Confesso que eu não poria Luan. Talvez entrasse com Guilherme. Mas, como é Luan que apresenta características mais semelhantes ao do pequeno e endiabrado Bernard, respeito a opção de Cuca.
E Luan começou bem. Até que levou uma dura do Cuca, ou o que pareceu ser uma dura, exigindo que ele voltasse e marcasse mais em cima.
Pareceu-me que, a partir daí, Luan decidiu ficar só lá atrás, marcando. Coisa que ele não é especialista em fazer e que tirou bastante do ímpeto que o time estava apresentando.
Curiosamente, os locutores e comentaristas das televisões, todos comentavam do desânimo da torcida paraguaia. Do silêncio em oposição ao verdadeiro carnaval que a torcida do Galo promovia, com seus cantos e gritos de estímulo.
Aí veio o apagão. E junto com o apagão do time, o avanço do zagueiro do Olimpia, que foi vindo, foi vindo e indo foi até a entrada da área. À sua frente, ninguém. Como se fosse a entrada de um soberano num salão repleto de convidados, todos se afastando e se curvando à entrada do monarca, o jogador do Olímpia veio entrando, entrando, e todos os nossos atletas se afastando.
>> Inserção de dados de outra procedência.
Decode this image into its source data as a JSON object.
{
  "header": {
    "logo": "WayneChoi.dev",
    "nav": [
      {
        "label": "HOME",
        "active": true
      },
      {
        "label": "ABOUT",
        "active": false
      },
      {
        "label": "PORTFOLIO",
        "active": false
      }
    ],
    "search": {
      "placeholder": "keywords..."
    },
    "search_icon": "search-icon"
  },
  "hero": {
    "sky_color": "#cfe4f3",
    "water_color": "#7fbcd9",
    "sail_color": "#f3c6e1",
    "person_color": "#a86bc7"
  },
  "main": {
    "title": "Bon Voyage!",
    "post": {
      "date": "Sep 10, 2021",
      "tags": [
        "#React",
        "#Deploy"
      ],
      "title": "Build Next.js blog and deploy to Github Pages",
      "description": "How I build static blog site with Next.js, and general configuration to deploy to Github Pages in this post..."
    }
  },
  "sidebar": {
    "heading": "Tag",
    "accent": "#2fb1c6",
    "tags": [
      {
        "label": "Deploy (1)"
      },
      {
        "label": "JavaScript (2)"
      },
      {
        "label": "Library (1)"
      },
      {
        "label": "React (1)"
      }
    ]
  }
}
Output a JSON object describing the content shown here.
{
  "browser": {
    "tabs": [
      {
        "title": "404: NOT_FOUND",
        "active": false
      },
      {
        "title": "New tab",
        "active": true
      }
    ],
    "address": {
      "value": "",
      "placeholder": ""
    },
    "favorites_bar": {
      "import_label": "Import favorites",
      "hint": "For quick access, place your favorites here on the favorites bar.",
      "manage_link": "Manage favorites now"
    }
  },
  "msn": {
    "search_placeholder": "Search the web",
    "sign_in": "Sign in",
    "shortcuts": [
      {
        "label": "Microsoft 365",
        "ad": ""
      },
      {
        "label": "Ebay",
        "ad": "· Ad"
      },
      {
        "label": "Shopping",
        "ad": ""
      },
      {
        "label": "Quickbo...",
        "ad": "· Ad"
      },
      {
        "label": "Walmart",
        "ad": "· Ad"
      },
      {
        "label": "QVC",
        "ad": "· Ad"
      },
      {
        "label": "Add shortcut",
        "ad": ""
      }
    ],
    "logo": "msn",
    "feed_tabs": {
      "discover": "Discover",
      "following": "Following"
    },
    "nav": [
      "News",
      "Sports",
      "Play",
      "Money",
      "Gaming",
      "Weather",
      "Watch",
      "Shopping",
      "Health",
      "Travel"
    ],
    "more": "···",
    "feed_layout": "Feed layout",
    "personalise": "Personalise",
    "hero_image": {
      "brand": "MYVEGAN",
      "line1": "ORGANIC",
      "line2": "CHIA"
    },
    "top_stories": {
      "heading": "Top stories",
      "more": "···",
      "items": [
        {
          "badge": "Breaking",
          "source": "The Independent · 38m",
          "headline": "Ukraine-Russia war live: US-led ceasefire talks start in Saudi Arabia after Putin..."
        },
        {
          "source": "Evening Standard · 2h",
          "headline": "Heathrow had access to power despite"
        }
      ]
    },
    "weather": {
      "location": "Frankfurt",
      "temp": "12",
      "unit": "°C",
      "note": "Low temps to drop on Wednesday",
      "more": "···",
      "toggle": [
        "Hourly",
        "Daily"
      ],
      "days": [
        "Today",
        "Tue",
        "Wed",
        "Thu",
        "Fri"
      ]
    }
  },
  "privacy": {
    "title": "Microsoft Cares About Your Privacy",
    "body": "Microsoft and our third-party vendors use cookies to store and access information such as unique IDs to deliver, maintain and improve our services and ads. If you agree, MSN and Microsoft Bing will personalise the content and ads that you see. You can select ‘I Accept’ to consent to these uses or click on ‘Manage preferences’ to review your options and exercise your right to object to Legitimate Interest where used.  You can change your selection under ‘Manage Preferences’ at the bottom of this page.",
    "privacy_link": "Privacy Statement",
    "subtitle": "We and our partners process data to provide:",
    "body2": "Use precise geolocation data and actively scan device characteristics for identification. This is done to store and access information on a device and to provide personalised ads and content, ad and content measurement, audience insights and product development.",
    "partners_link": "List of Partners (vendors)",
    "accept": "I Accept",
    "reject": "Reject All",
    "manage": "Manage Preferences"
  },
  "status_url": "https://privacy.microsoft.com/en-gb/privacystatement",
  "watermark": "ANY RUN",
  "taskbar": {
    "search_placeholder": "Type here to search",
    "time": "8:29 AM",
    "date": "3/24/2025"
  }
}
Abrindo espaço para o tiro fatal. Que bateu na trave, e foi morrer no fundo de nossa rede, arrastando nossos sonhos.
A partir daí, o Olimpia cresceu, aproveitando-se de o Galo estar completamente grogue. Embora o Atlético não foi engolido. Poder-se-ia dizer que o jogo ficou equilibrado. O que para um time que tem Ronaldinho, que por si só já é fator de desequilíbrio, é muito ruim.
Mas o Gaúcho parecia completamente alheio ao jogo, embolando-se com a bola. Caindo. Perdendo jogadas infantis. Nervoso.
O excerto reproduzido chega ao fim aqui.